Benzodiazepines are less likely to cause life-threatening accidental overdose symptoms than other depressants like barbiturates or alcohol. Still, in high enough doses, that can be potentially deadly. Overdose symptoms involve heavy intoxication, sedation, loss of consciousness, and coma. Deadly benzodiazepine overdoses often involve hypotension, a slow heart rate, and respiratory depression. Respiratory depression is a common cause of deadly depressant overdoses. It happens when the drug starts to shut down vital, unconscious functions of your nervous system, including your breathing and heart rate. Respiratory depression can lead to oxygen deprivation, coma, and death.

Librium misuse may be associated with some long-term health risks as well. Librium is usually reserved for short-term use, but if it’s used for too long, it can lead to health problems. Like alcohol, benzodiazepines can be hard on your liver. Chronic abuse can damage your liver and lead to liver disease.
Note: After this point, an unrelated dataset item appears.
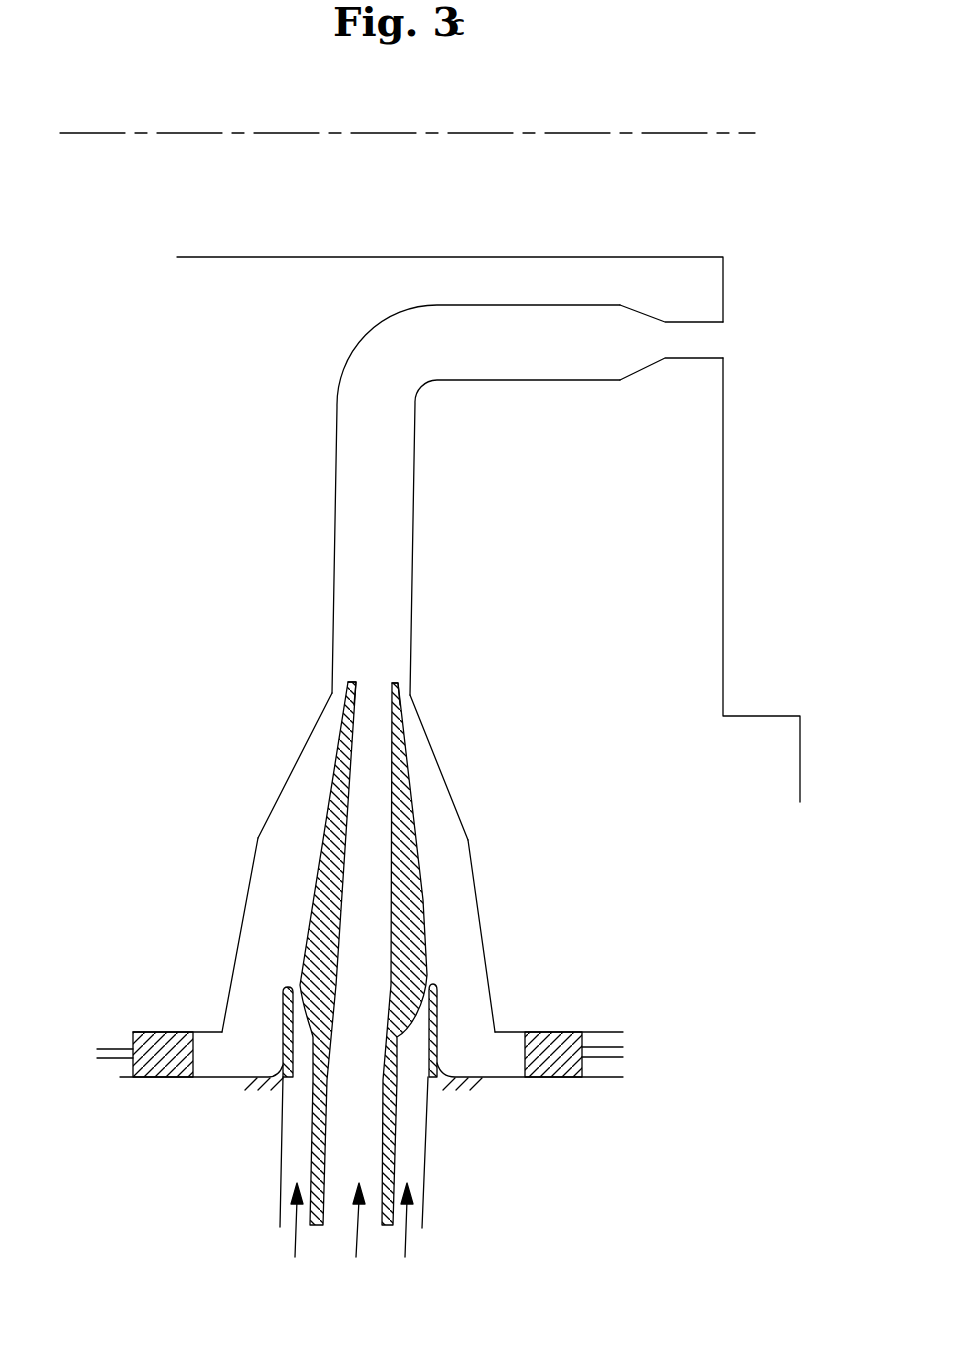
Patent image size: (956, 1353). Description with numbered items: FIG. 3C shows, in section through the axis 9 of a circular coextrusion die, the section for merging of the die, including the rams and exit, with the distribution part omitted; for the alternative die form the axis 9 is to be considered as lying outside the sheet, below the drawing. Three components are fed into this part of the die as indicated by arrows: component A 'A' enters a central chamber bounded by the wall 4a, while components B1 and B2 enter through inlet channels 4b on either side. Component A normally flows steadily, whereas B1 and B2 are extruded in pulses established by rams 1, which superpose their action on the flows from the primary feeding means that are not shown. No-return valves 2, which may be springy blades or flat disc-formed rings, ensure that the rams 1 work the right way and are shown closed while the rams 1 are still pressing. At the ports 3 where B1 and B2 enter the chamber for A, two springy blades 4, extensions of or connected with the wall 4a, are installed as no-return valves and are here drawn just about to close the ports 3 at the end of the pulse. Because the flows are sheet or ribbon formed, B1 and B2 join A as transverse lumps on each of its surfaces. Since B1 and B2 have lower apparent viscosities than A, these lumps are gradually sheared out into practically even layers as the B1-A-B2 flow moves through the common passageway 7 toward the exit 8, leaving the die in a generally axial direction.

Of course, long-term benzodiazepine misuse can lead to a substance use disorder. Addiction can increase your risk of medical and psychological problems over time. Getting caught in a cycle of overdose and drug misuse can also increase your risk of an overdose or other long-term health issues.

Librium Abuse Statistics

Benzodiazepines haven’t been the focus of the addiction and overdose crisis over the past several years, but these prescriptions are routinely the cause of substance use disorders, and they’re found in overdose cases. According to the 2020 National Survey on Drug Use and Health, around 1.7 percent of people 12 years and older misused prescriptions in the past year before taking the survey. That accounts for about 4.8 million people in that age group.

In the same year, around 1.2 million people said they experienced a substance use disorder related to sedatives and tranquilizers like Librium.

Benzodiazepines aren’t likely to cause a deadly, accidental overdose on their own, though it is possible. Most deadly overdose cases that involve benzodiazepines also involve other substances like opioids and alcohol.